Humanitarian intervention is seen as a typically Western activity primarily because it’s the Western nations like Britain, France and the United States who have historically had the resources to carry out those interventions in the past.
The moral imperative has only recently become an important part of Western foreign policy. Previously, foreign policy was purely interest-led.

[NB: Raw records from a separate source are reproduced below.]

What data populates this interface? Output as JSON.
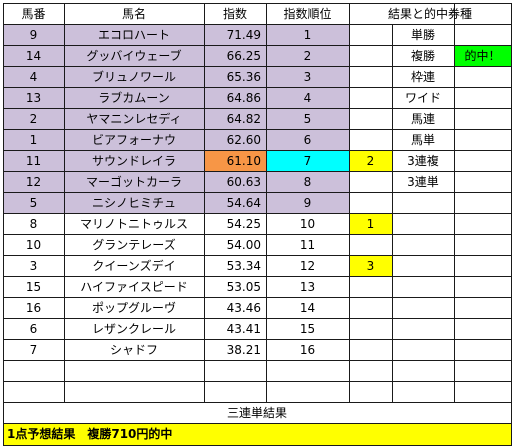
{
  "colors": {
    "border": "#1a1a1a",
    "top_row_highlight": "#ccc0da",
    "index_highlight": "#f79646",
    "rank_highlight": "#00ffff",
    "pick_marker": "#ffff00",
    "hit_badge": "#00ff00",
    "footer_bar": "#ffff00"
  },
  "header": {
    "number": "馬番",
    "name": "馬名",
    "index": "指数",
    "index_rank": "指数順位",
    "results": "結果と的中券種"
  },
  "horses": [
    {
      "number": "9",
      "name": "エコロハート",
      "index": "71.49",
      "rank": "1",
      "pick": "",
      "highlight": true
    },
    {
      "number": "14",
      "name": "グッバイウェーブ",
      "index": "66.25",
      "rank": "2",
      "pick": "",
      "highlight": true
    },
    {
      "number": "4",
      "name": "ブリュノワール",
      "index": "65.36",
      "rank": "3",
      "pick": "",
      "highlight": true
    },
    {
      "number": "13",
      "name": "ラブカムーン",
      "index": "64.86",
      "rank": "4",
      "pick": "",
      "highlight": true
    },
    {
      "number": "2",
      "name": "ヤマニンレセディ",
      "index": "64.82",
      "rank": "5",
      "pick": "",
      "highlight": true
    },
    {
      "number": "1",
      "name": "ビアフォーナウ",
      "index": "62.60",
      "rank": "6",
      "pick": "",
      "highlight": true
    },
    {
      "number": "11",
      "name": "サウンドレイラ",
      "index": "61.10",
      "rank": "7",
      "pick": "2",
      "highlight": true,
      "special": true
    },
    {
      "number": "12",
      "name": "マーゴットカーラ",
      "index": "60.63",
      "rank": "8",
      "pick": "",
      "highlight": true
    },
    {
      "number": "5",
      "name": "ニシノヒミチュ",
      "index": "54.64",
      "rank": "9",
      "pick": "",
      "highlight": true
    },
    {
      "number": "8",
      "name": "マリノトニトゥルス",
      "index": "54.25",
      "rank": "10",
      "pick": "1",
      "highlight": false
    },
    {
      "number": "10",
      "name": "グランテレーズ",
      "index": "54.00",
      "rank": "11",
      "pick": "",
      "highlight": false
    },
    {
      "number": "3",
      "name": "クイーンズデイ",
      "index": "53.34",
      "rank": "12",
      "pick": "3",
      "highlight": false
    },
    {
      "number": "15",
      "name": "ハイファイスピード",
      "index": "53.05",
      "rank": "13",
      "pick": "",
      "highlight": false
    },
    {
      "number": "16",
      "name": "ポップグルーヴ",
      "index": "43.46",
      "rank": "14",
      "pick": "",
      "highlight": false
    },
    {
      "number": "6",
      "name": "レザンクレール",
      "index": "43.41",
      "rank": "15",
      "pick": "",
      "highlight": false
    },
    {
      "number": "7",
      "name": "シャドフ",
      "index": "38.21",
      "rank": "16",
      "pick": "",
      "highlight": false
    }
  ],
  "bet_types": [
    {
      "label": "単勝",
      "result": ""
    },
    {
      "label": "複勝",
      "result": "的中！"
    },
    {
      "label": "枠連",
      "result": ""
    },
    {
      "label": "ワイド",
      "result": ""
    },
    {
      "label": "馬連",
      "result": ""
    },
    {
      "label": "馬単",
      "result": ""
    },
    {
      "label": "3連複",
      "result": ""
    },
    {
      "label": "3連単",
      "result": ""
    }
  ],
  "trifecta_result_label": "三連単結果",
  "footer": "1点予想結果　複勝710円的中"
}
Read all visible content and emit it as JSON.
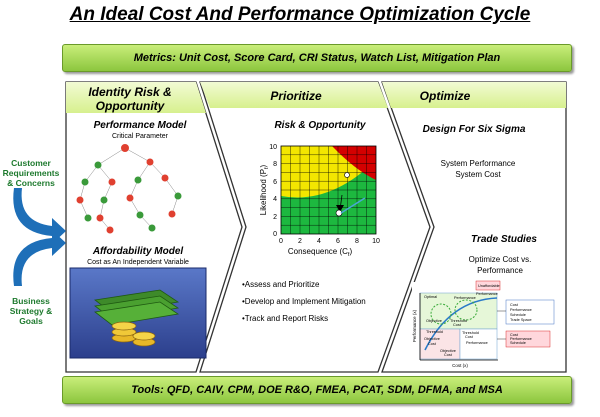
{
  "title": "An Ideal Cost And Performance Optimization Cycle",
  "metrics_bar": "Metrics: Unit Cost, Score Card, CRI Status, Watch List, Mitigation Plan",
  "tools_bar": "Tools: QFD, CAIV, CPM, DOE R&O, FMEA, PCAT, SDM, DFMA, and MSA",
  "left_inputs": {
    "customer": [
      "Customer",
      "Requirements",
      "& Concerns"
    ],
    "business": [
      "Business",
      "Strategy &",
      "Goals"
    ]
  },
  "phases": [
    {
      "header": [
        "Identity Risk &",
        "Opportunity"
      ]
    },
    {
      "header": [
        "Prioritize"
      ]
    },
    {
      "header": [
        "Optimize"
      ]
    }
  ],
  "performance_model": {
    "title": "Performance Model",
    "subtitle": "Critical Parameter"
  },
  "affordability_model": {
    "title": "Affordability Model",
    "subtitle": "Cost as An Independent Variable"
  },
  "risk_opportunity": {
    "title": "Risk & Opportunity",
    "ylabel": "Likelihood (P",
    "ylabel_sub": "f",
    "xlabel": "Consequence (C",
    "xlabel_sub": "f",
    "x_ticks": [
      "0",
      "2",
      "4",
      "6",
      "8",
      "10"
    ],
    "y_ticks": [
      "0",
      "2",
      "4",
      "6",
      "8",
      "10"
    ],
    "bullets": [
      "•Assess and Prioritize",
      "•Develop and Implement Mitigation",
      "•Track and Report Risks"
    ]
  },
  "optimize": {
    "dfss_title": "Design For Six Sigma",
    "dfss_lines": [
      "System Performance",
      "System Cost"
    ],
    "trade_title": "Trade Studies",
    "trade_lines": [
      "Optimize Cost vs.",
      "Performance"
    ]
  },
  "trade_chart": {
    "ylabel": "Performance (x)",
    "xlabel": "Cost (x)",
    "labels": [
      "Optimal",
      "Performance",
      "Threshold",
      "Cost",
      "Objective",
      "Cost",
      "Threshold",
      "Cost",
      "Performance",
      "Objective",
      "Cost",
      "Performance",
      "Schedule",
      "Trade Space",
      "Cost",
      "Performance",
      "Schedule",
      "Threshold",
      "Cost",
      "Objective",
      "Unaffordable",
      "Performance"
    ]
  },
  "colors": {
    "green_bar": "#8cc63e",
    "arrow_green": "#e2f6a8",
    "risk_red": "#d40000",
    "risk_yellow": "#f3e600",
    "risk_green": "#1db83f"
  }
}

Leaders like Blair, Clinton and (gasp) Bush turned the moral imperative into a national interest, by being prepared to put military might behind the lofty goal of democracy and freedom for all people, everywhere in the world.
In countries like Kosovo, Sierra Leone and Afghanistan, it’s impossible to argue that the West was intervening to plunder oil or mineral reserves; those interventions happened out of a willingness to either protect people from slaughter or to remove dangerous and violent governments.
So if it took centuries for Western nations to make their foreign policies, at least in part, driven by moral concern for human beings elsewhere, why is it right to assume that emerging powers including BRICS nations will never reach that same conclusion?
Humanitarianism is universal – there’s not a human on Earth who could remain indifferent after watching the video footage of burned bodies in a Tripoli suburb last week. Brazilian, Indian and South Africa citizens feel no different to British, French or American citizens when presented with such brutality. How long until they too insist their governments use their considerable military assets alongside Western partners?
So the view that Libya could be the last ever Western-style intervention, whilst popular, is naïve. Emerging powers, particularly democratic countries like Brazil and India, will eventually reach the conclusion that genocide is unacceptable and that populations pushing for the democracy they enjoy in their own countries sometimes need help and protection from the international community. I’m confident that it’s just a matter of time.
But in the meantime I would like the Western powers to remind emerging leaders of the future their responsibilities are moral as well as just economic.